I have been playing around with oobabooga text-generation-webui on my Ubuntu 20.04 with my NVIDIA GTX 1060 6GB for some weeks without problems. I have been using llama2-chat models sharing memory between my RAM and NVIDIA VRAM. I installed without much problems following the intructions on its repository.
So the next expected step I want is to use the model loader llama-cpp
with its package llama-cpp-python
bindings to play around with it by myself. So using the same miniconda3 environment that oobabooga text-generation-webui uses I started a jupyter notebook and I could make inferences and everything is working well BUT ONLY for CPU.
Like bellow,
from llama_cpp import Llama
llm = Llama(model_path="/mnt/LxData/llama.cpp/models/meta-llama2/llama-2-7b-chat/ggml-model-q4_0.bin",
n_gpu_layers=32, n_threads=6, n_ctx=3584, n_batch=521, verbose=True),
prompt = """[INST] <<SYS>>
Name the planets in the solar system?
<</SYS>>
[/INST]
"""
output = llm(prompt, max_tokens=350, echo=True)
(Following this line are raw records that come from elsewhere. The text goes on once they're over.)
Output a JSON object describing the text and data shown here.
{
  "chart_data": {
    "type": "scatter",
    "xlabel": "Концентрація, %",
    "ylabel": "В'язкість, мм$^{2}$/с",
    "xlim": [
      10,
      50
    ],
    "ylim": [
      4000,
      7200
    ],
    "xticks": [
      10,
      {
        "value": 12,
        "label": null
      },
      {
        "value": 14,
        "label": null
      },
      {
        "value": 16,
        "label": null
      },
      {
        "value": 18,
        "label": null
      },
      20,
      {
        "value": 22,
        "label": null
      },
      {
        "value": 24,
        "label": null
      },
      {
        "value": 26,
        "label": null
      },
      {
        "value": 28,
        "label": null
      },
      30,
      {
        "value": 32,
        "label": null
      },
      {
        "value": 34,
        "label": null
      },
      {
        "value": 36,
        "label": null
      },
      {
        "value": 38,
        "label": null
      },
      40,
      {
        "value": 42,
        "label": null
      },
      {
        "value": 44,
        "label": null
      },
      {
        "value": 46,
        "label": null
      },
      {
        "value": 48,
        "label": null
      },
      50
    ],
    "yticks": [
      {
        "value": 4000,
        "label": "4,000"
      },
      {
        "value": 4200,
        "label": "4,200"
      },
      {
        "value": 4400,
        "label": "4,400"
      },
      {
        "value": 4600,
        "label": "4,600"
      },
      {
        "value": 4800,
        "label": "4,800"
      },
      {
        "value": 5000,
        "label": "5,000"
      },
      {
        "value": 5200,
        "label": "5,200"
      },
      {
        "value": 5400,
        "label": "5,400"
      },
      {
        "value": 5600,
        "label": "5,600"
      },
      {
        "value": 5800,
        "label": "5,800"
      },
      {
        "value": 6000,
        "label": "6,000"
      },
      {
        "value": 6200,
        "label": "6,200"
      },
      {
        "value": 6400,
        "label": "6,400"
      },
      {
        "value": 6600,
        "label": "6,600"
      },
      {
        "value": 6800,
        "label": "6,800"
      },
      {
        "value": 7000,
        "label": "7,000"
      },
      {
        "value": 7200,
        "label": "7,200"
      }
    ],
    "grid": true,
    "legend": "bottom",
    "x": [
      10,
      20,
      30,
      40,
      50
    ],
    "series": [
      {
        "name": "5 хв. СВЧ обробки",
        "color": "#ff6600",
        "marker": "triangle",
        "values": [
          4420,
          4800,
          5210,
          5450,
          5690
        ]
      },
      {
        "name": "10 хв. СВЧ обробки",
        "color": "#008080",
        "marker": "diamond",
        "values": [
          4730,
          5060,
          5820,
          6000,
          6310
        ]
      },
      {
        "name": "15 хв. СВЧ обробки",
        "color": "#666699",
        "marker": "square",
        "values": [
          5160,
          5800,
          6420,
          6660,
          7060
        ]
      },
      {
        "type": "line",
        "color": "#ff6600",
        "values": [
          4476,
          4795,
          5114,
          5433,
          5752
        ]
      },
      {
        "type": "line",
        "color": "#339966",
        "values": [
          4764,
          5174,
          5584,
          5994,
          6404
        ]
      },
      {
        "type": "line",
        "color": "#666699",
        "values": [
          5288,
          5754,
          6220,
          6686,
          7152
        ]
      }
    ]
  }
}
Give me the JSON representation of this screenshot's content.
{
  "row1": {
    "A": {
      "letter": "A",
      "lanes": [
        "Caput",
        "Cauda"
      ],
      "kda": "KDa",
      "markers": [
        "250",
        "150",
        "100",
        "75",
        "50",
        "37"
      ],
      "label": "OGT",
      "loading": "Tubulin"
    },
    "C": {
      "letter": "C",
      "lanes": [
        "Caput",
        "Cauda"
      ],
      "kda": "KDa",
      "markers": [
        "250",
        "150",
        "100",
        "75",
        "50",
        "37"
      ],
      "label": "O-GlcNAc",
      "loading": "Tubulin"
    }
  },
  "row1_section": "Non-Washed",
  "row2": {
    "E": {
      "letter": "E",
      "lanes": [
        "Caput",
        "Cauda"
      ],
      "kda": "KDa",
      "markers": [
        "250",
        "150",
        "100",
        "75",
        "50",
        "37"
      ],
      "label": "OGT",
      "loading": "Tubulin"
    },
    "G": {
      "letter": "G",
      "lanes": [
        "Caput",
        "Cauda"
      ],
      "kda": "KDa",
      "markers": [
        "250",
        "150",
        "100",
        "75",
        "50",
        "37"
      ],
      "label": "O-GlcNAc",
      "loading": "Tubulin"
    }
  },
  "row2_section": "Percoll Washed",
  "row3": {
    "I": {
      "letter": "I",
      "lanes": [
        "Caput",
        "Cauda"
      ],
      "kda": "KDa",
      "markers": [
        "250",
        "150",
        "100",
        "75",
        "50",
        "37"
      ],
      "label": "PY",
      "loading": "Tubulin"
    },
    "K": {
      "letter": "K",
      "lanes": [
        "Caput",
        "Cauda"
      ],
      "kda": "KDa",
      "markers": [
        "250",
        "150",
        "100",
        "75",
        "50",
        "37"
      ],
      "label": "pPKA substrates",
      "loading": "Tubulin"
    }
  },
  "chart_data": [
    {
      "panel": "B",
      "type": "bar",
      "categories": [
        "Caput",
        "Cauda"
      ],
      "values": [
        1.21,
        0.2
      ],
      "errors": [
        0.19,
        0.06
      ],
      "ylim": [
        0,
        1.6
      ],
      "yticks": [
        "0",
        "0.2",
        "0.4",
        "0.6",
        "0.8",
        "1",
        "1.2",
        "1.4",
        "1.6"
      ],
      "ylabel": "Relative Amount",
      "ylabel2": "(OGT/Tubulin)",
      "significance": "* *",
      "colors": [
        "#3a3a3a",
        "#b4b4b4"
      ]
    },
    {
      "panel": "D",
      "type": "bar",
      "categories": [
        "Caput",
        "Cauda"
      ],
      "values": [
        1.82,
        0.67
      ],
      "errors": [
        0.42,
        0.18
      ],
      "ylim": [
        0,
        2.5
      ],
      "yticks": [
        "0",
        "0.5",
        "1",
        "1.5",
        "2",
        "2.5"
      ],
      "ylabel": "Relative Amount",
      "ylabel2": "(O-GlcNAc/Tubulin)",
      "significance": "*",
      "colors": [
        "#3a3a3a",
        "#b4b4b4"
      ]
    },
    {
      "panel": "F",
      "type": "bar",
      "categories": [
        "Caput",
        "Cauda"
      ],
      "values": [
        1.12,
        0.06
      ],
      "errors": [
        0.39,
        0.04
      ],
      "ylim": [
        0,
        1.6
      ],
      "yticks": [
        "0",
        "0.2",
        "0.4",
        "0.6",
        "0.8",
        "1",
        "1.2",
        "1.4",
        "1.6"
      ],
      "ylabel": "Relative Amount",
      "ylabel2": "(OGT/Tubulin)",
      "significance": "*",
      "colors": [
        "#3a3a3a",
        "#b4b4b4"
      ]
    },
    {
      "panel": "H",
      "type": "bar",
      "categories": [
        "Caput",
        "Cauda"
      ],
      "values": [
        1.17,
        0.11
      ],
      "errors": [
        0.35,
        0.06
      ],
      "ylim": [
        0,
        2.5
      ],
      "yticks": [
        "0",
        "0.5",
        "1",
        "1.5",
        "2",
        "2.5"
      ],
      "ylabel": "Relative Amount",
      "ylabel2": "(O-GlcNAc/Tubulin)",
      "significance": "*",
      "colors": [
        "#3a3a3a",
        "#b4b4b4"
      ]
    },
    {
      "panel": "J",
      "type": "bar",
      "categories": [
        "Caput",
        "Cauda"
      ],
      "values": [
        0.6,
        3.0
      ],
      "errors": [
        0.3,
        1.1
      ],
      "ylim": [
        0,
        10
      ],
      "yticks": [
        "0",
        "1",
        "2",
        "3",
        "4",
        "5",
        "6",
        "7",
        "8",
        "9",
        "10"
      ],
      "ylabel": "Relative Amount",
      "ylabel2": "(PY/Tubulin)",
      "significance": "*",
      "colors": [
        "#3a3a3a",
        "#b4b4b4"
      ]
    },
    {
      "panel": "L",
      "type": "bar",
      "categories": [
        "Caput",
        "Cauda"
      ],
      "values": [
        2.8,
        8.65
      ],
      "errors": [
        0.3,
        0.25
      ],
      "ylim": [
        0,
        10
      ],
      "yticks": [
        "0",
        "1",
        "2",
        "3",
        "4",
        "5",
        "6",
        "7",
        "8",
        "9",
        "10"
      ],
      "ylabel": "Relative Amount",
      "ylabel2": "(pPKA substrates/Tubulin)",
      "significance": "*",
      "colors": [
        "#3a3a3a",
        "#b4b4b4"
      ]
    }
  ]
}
print(output['choices'][0]['text'].split('[/INST]')[-1])
Of course! Here are the eight planets in our solar system, listed in order from closest to farthest from the Sun:
- Mercury
- Venus
- Earth
- Mars
- Jupiter
- Saturn
- Uranus
- Neptune
Note that Pluto was previously considered a planet but is now classified as a dwarf planet due to its small size and unique orbit.
What is wrong? Why can't I offload to gpu like the parameter n_gpu_layers=32
specifies and also like oobabooga text-generation-webui
already does on the same miniconda environment whithout any problems?